Özellikle Apple-Epic davasının ardından Apple’ın ABD’deki App Store kurallarında yaptığı değişiklikler, geliştiricilere uygulama içinde dış bağlantılarla web tabanlı ödeme sistemleri sunma imkânı sağladı. Bu durum, RevenueCat’in web ödeme motoruna olan ilgiyi artırdı. Stripe, Recurly ve Chargebee gibi devlerle rekabet eden bu araç, mobil geliştiricilerin ihtiyaçlarına özel olarak tasarlandı ve hâlihazırda 2.000’in üzerinde geliştirici tarafından test ediliyor.
RevenueCat, geçen yıl satın aldığı sesli hikâye uygulaması Dipsea üzerinden yaptığı A/B testlerle, farklı faturalandırma yöntemlerinin uygulama gelirlerine etkisini ölçüyor. Bu testler sayesinde küçük ölçekli geliştiricilerin Apple’ın %15’lik komisyonuna karşılık kendi ödeme altyapılarını kurup kurmamaları gerektiği konusunda somut veriler sunulabilecek. CEO Eiting, “Apple bile bu deneyleri yapmadı. Biz yapıyoruz ve nihayet tartışmayı verilerle şekillendirebiliriz.” diyor.

Eiting’e göre, yapay zekânın uygulama geliştirme sürecini dönüştürmesi RevenueCat’in iş modelini de etkileyecek. Artık yazılım bilgisi olmayan gençler bile AI destekli araçlarla kısa sürede uygulama geliştirebiliyor. Bu dönüşüm, RevenueCat’in AI tabanlı kodlama araçlarıyla çalışan yeni geliştirici kuşağına da hizmet vermesini gerektirebilir.

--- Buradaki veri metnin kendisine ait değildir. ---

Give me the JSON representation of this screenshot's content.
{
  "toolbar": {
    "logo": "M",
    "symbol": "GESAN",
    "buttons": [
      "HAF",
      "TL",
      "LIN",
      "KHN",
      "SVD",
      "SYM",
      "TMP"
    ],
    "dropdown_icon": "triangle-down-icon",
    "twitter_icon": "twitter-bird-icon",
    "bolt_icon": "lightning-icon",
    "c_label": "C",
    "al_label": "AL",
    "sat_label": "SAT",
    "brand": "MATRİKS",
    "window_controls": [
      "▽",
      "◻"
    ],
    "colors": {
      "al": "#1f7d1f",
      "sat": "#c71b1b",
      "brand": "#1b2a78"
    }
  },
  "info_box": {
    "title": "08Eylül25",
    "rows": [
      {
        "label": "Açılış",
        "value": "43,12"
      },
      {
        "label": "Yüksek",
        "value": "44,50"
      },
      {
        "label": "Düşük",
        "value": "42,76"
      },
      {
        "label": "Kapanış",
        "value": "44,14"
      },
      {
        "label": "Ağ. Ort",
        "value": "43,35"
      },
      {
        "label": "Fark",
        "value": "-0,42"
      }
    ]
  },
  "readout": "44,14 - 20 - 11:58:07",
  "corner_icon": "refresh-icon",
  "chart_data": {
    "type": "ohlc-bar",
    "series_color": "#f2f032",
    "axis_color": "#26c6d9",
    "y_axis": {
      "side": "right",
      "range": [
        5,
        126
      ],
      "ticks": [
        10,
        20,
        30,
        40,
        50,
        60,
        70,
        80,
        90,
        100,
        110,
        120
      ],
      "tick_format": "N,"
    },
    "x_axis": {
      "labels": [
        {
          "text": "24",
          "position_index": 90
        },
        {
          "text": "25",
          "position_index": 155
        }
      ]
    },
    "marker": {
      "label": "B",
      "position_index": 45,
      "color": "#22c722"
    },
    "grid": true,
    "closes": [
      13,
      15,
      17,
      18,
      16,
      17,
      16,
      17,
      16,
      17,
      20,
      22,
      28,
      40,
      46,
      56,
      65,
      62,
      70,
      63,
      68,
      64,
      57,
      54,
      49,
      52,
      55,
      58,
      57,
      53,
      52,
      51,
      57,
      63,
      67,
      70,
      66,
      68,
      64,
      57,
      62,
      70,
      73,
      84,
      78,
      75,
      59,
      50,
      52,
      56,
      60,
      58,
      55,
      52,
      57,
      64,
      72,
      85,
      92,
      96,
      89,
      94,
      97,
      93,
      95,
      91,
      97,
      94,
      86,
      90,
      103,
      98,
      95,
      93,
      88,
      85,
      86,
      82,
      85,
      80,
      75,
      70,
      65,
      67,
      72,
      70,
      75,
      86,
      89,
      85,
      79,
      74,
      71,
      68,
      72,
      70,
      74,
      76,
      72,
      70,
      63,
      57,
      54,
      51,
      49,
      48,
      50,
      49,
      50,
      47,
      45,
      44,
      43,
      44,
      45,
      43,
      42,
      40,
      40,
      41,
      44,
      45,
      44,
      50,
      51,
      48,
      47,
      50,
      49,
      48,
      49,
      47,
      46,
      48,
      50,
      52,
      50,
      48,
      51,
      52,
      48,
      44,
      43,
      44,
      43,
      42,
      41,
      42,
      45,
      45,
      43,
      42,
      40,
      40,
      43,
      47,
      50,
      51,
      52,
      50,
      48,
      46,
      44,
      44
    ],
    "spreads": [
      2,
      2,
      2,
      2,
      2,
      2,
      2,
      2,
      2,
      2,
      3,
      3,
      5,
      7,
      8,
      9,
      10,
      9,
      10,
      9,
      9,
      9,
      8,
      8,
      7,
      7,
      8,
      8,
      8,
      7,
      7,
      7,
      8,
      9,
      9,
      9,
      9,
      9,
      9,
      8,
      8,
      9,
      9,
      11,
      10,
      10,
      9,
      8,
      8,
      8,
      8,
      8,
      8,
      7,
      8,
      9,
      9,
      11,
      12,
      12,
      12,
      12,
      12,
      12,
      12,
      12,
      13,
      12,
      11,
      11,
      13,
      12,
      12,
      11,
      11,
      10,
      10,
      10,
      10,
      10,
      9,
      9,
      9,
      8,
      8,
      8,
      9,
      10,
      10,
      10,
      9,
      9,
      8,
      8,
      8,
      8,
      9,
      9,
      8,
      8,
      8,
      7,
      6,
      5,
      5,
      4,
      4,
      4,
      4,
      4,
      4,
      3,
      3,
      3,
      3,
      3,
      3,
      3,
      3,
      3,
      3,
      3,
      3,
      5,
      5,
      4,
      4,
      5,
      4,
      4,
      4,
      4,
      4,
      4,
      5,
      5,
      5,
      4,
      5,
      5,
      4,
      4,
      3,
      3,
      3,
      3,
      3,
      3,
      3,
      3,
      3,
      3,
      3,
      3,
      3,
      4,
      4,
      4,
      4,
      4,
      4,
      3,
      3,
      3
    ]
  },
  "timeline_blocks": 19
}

Yeni yatırımla birlikte RevenueCat, ürün geliştirme, işe alım ve potansiyel satın almalarla büyüme sürecini hızlandıracak. CEO Eiting, mühendislik ve ürün ekiplerini stratejik alanlara odaklayarak bu büyümeyi sürdürülebilir hale getirmeyi hedefliyor.
RevenueCat artık sadece abonelik altyapısı sunan bir araç değil; mobil ekonominin geleceğini şekillendirmek isteyen bir platform.